In late August, Gordon and I went for the long-awaited trip to Nova Scotia. It was an epic journey, three years in the making. We visited places he'd only heard about. We spent time with friends he hadn't seen in more than a year. We took Amanda's ashes back to the ocean as she requested.
|Gordon leaping rocks at Peggys Cove, NS. Click to embiggen.|
We were there for a week and were on the move almost every day. We put 1000 km on the rental car in between flying there and flying back.
It was excellent, but it was also exhausting. And I found myself different in the weeks after.
Before, I was going out. I was being social. I was busy and optimistic.
After, I seemed to drop contact with almost everyone. I thought I was just tired, then I thought I'd shifted into some different gear of creativity or contemplation. But the months have worn on and I'm still not quite back to where I was. I'm meh.

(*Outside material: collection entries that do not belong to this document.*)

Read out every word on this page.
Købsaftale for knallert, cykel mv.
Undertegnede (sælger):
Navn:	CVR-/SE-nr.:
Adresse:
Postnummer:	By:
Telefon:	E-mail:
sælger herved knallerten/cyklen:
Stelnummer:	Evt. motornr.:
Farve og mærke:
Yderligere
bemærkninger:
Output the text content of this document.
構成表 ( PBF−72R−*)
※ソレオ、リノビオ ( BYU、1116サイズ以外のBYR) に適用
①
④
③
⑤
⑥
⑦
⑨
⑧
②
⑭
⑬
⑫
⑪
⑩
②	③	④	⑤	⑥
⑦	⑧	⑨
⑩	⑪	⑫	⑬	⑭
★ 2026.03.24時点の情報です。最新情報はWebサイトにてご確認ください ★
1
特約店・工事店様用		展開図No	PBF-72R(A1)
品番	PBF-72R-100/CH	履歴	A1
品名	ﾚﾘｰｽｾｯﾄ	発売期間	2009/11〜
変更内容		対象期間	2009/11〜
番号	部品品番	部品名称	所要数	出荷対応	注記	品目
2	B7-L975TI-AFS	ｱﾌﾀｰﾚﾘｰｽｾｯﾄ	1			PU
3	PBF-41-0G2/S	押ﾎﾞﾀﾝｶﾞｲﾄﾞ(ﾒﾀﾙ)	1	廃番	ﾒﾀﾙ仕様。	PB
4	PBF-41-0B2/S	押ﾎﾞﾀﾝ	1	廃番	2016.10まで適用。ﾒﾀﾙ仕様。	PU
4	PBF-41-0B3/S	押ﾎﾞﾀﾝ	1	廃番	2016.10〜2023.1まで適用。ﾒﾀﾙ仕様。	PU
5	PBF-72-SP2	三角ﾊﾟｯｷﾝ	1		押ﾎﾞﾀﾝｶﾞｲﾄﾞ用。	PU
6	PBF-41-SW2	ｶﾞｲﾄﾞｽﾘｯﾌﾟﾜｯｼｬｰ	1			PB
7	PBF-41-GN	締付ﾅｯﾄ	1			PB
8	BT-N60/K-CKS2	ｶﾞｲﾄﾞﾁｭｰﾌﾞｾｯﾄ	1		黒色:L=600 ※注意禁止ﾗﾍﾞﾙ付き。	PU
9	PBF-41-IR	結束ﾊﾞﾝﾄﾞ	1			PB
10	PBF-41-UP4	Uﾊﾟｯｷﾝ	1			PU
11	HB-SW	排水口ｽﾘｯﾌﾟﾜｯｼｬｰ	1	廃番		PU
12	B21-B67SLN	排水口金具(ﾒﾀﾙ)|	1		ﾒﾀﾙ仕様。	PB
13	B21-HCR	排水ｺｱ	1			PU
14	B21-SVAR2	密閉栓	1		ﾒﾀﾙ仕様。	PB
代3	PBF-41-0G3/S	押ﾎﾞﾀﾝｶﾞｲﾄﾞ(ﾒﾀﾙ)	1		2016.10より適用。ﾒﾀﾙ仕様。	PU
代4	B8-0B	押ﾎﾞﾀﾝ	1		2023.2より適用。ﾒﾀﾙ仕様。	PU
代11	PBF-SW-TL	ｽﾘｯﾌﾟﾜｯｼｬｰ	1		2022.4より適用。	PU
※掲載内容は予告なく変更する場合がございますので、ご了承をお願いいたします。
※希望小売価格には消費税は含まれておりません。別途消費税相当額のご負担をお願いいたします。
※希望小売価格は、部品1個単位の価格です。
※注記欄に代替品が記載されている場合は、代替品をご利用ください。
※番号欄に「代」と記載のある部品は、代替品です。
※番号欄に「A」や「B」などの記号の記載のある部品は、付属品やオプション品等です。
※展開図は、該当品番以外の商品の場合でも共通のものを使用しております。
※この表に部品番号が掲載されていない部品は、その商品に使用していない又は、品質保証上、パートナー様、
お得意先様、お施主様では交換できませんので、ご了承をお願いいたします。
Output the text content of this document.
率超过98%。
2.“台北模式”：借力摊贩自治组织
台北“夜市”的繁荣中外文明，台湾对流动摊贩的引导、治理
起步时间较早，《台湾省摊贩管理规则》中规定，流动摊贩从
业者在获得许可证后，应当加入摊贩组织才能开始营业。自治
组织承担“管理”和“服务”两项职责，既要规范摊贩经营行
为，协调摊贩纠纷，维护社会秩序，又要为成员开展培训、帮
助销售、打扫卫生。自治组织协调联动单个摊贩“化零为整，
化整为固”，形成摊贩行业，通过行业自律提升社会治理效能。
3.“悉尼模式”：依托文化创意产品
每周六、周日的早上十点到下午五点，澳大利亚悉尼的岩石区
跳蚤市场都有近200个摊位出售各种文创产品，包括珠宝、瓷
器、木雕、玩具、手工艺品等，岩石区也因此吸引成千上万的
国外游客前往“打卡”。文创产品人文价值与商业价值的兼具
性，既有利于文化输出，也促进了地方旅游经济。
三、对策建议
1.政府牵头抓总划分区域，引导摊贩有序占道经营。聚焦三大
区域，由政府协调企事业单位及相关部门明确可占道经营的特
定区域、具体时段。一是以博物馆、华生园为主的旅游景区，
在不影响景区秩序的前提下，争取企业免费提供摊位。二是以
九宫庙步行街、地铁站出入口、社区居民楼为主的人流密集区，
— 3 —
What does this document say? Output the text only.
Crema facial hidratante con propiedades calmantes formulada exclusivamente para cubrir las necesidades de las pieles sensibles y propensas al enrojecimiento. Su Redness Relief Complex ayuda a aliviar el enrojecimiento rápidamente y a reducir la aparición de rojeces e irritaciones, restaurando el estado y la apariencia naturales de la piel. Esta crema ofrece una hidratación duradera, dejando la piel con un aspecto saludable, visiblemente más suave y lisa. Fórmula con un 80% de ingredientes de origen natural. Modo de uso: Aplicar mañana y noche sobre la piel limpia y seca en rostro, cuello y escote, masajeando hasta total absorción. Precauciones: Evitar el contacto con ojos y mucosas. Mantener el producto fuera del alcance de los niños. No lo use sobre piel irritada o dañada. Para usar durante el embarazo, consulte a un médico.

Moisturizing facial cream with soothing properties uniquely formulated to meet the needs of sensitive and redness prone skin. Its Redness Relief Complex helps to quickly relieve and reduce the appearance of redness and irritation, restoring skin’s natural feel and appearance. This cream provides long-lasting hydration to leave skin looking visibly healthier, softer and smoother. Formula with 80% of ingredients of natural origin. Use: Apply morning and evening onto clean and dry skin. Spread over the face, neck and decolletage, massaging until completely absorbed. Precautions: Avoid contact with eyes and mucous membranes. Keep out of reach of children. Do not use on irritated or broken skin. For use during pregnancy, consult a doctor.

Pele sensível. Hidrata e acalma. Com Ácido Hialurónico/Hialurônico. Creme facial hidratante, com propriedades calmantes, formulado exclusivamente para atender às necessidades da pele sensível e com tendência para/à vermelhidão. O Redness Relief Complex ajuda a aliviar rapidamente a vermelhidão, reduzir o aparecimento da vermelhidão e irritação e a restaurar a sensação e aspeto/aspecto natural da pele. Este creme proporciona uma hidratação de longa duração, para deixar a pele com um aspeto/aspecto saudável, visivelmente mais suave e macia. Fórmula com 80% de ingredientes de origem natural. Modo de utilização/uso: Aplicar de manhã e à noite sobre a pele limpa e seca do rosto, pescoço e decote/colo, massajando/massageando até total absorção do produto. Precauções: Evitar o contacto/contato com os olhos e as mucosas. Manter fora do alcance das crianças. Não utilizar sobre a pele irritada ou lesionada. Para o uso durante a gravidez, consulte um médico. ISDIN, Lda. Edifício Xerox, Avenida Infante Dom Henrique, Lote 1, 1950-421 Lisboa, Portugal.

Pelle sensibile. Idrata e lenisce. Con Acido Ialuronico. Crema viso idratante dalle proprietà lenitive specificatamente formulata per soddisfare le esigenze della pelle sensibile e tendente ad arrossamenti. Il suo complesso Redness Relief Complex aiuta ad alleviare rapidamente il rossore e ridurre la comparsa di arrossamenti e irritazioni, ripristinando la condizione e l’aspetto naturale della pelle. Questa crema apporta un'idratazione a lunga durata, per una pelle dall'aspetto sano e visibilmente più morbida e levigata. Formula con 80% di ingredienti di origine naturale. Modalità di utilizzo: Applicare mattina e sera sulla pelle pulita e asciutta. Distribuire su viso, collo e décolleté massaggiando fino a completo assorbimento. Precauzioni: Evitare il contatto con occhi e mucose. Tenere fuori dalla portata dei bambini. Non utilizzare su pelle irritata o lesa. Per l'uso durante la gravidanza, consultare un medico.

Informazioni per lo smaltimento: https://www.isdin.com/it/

But it's not a deep, dark, miserable meh. It's just a little too alone and overwhelming for my liking. I'm working on it. I haven't been 100% unproductive -- stuff is still getting done. Gordon started school in the fall, for example, and has been doing great. I'm still a passable success at grown-up living, but I know I'm not doing an A+ job in some areas.
I just wanted to make a little appearance on my own blog and say Gordon's doing great, and I'm kind of meh.